L'installation sur la berge de la Seine n'est pas du goût des deux chevaux, le duc le sent et vient
s'enquérir: "Alors, mon bon Démo, comment vous trouvez-vous
ici?", embarrassé par sa réponse peu enthousiaste, il cherche à
l'apaiser: "Patience, patience, mon bon
Sthène".
Lui, si entier, il supporte avec attendrissement les fantaisies et les écarts de son
cheval. "Je peux chanter? - Si tu veux, mon bon
Démo". Souhaite-t-il converser?
"Parle, mon bon Démo, dit le duc
affectueusement". S'il choisit son chemin,
"le duc n'y contredit pas". Si, pris de panique devant un mammouth, il hennit
"Sauve qui peut! ". Il se met à donner des ordres
maintenant,"dit le duc avec indulgence".
Il peut même se permettre "de doux
reproches" à son maître.
S'il a trop parlé, le duc l'absout: "Mon bon Démo, tu as eu
raison", mais il doit reconnaître parfois que
"Sthène a été bien imprudent, il n'a pas su tenir sa
langue".
Car notre animal, un brin vaniteux, ne déteste pas affirmer sa supériorité sur ses congénères, sur Stèphe, par exemple, et même sur le cheval d'Achille, ni étonner les stupides
humains, "vive les préadamites!"
clame-t-il devant un postillon ébahi. Désireux d'avoir sa statue, il monte un jour tout un plan pour gagner le duc à ses vues. Celui-ci n'est pas dupe, il connaît bien les faibles de son vieil ami, mais il les accepte.

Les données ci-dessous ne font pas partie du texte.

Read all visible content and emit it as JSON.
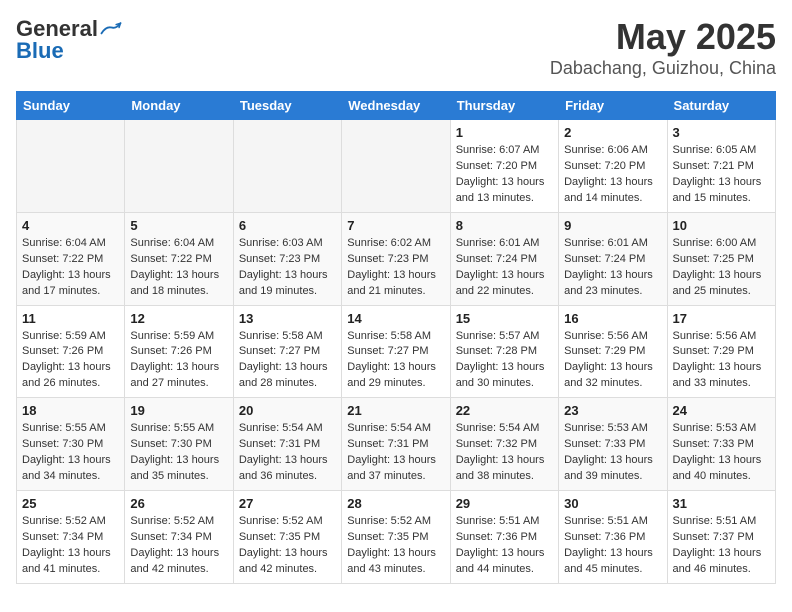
{
  "header": {
    "logo_general": "General",
    "logo_blue": "Blue",
    "month_year": "May 2025",
    "location": "Dabachang, Guizhou, China"
  },
  "days_of_week": [
    "Sunday",
    "Monday",
    "Tuesday",
    "Wednesday",
    "Thursday",
    "Friday",
    "Saturday"
  ],
  "weeks": [
    [
      {
        "day": "",
        "empty": true
      },
      {
        "day": "",
        "empty": true
      },
      {
        "day": "",
        "empty": true
      },
      {
        "day": "",
        "empty": true
      },
      {
        "day": "1",
        "sunrise": "6:07 AM",
        "sunset": "7:20 PM",
        "daylight": "13 hours and 13 minutes."
      },
      {
        "day": "2",
        "sunrise": "6:06 AM",
        "sunset": "7:20 PM",
        "daylight": "13 hours and 14 minutes."
      },
      {
        "day": "3",
        "sunrise": "6:05 AM",
        "sunset": "7:21 PM",
        "daylight": "13 hours and 15 minutes."
      }
    ],
    [
      {
        "day": "4",
        "sunrise": "6:04 AM",
        "sunset": "7:22 PM",
        "daylight": "13 hours and 17 minutes."
      },
      {
        "day": "5",
        "sunrise": "6:04 AM",
        "sunset": "7:22 PM",
        "daylight": "13 hours and 18 minutes."
      },
      {
        "day": "6",
        "sunrise": "6:03 AM",
        "sunset": "7:23 PM",
        "daylight": "13 hours and 19 minutes."
      },
      {
        "day": "7",
        "sunrise": "6:02 AM",
        "sunset": "7:23 PM",
        "daylight": "13 hours and 21 minutes."
      },
      {
        "day": "8",
        "sunrise": "6:01 AM",
        "sunset": "7:24 PM",
        "daylight": "13 hours and 22 minutes."
      },
      {
        "day": "9",
        "sunrise": "6:01 AM",
        "sunset": "7:24 PM",
        "daylight": "13 hours and 23 minutes."
      },
      {
        "day": "10",
        "sunrise": "6:00 AM",
        "sunset": "7:25 PM",
        "daylight": "13 hours and 25 minutes."
      }
    ],
    [
      {
        "day": "11",
        "sunrise": "5:59 AM",
        "sunset": "7:26 PM",
        "daylight": "13 hours and 26 minutes."
      },
      {
        "day": "12",
        "sunrise": "5:59 AM",
        "sunset": "7:26 PM",
        "daylight": "13 hours and 27 minutes."
      },
      {
        "day": "13",
        "sunrise": "5:58 AM",
        "sunset": "7:27 PM",
        "daylight": "13 hours and 28 minutes."
      },
      {
        "day": "14",
        "sunrise": "5:58 AM",
        "sunset": "7:27 PM",
        "daylight": "13 hours and 29 minutes."
      },
      {
        "day": "15",
        "sunrise": "5:57 AM",
        "sunset": "7:28 PM",
        "daylight": "13 hours and 30 minutes."
      },
      {
        "day": "16",
        "sunrise": "5:56 AM",
        "sunset": "7:29 PM",
        "daylight": "13 hours and 32 minutes."
      },
      {
        "day": "17",
        "sunrise": "5:56 AM",
        "sunset": "7:29 PM",
        "daylight": "13 hours and 33 minutes."
      }
    ],
    [
      {
        "day": "18",
        "sunrise": "5:55 AM",
        "sunset": "7:30 PM",
        "daylight": "13 hours and 34 minutes."
      },
      {
        "day": "19",
        "sunrise": "5:55 AM",
        "sunset": "7:30 PM",
        "daylight": "13 hours and 35 minutes."
      },
      {
        "day": "20",
        "sunrise": "5:54 AM",
        "sunset": "7:31 PM",
        "daylight": "13 hours and 36 minutes."
      },
      {
        "day": "21",
        "sunrise": "5:54 AM",
        "sunset": "7:31 PM",
        "daylight": "13 hours and 37 minutes."
      },
      {
        "day": "22",
        "sunrise": "5:54 AM",
        "sunset": "7:32 PM",
        "daylight": "13 hours and 38 minutes."
      },
      {
        "day": "23",
        "sunrise": "5:53 AM",
        "sunset": "7:33 PM",
        "daylight": "13 hours and 39 minutes."
      },
      {
        "day": "24",
        "sunrise": "5:53 AM",
        "sunset": "7:33 PM",
        "daylight": "13 hours and 40 minutes."
      }
    ],
    [
      {
        "day": "25",
        "sunrise": "5:52 AM",
        "sunset": "7:34 PM",
        "daylight": "13 hours and 41 minutes."
      },
      {
        "day": "26",
        "sunrise": "5:52 AM",
        "sunset": "7:34 PM",
        "daylight": "13 hours and 42 minutes."
      },
      {
        "day": "27",
        "sunrise": "5:52 AM",
        "sunset": "7:35 PM",
        "daylight": "13 hours and 42 minutes."
      },
      {
        "day": "28",
        "sunrise": "5:52 AM",
        "sunset": "7:35 PM",
        "daylight": "13 hours and 43 minutes."
      },
      {
        "day": "29",
        "sunrise": "5:51 AM",
        "sunset": "7:36 PM",
        "daylight": "13 hours and 44 minutes."
      },
      {
        "day": "30",
        "sunrise": "5:51 AM",
        "sunset": "7:36 PM",
        "daylight": "13 hours and 45 minutes."
      },
      {
        "day": "31",
        "sunrise": "5:51 AM",
        "sunset": "7:37 PM",
        "daylight": "13 hours and 46 minutes."
      }
    ]
  ]
}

Ainsi, toute la tendresse, toute la sollicitude, toute l'indulgence dont est capable cet étonnant duc d'Auge, il les dispense à son
"bon Démo".
Comme s'il fallait des animaux pour humaniser certains êtres...
Pour conclure.
Nous allons laisser ici nos considérations. Peut-être sont-elles déjà trop longues.
On pourrait encore en ajouter d'autres, tant ce texte fourmille d'inventions, d'idées, de pistes.
Avouerai-je qu'en commençant cette étude, je n'y croyais guère? Je me suis vraiment laissé prendre au jeu, j'ai bien ri et j'ai appris beaucoup de choses, en particulier, une décontraction joyeuse et une approche nouvelle du Français.
Vais-je pour autant vous conseiller d'adopter le style quenellien? Certes non! Pour se permettre une telle liberté dans la forme, il faut, croyez-moi, une maîtrise extraordinaire de notre belle langue, et il faut avoir réellement des choses à dire!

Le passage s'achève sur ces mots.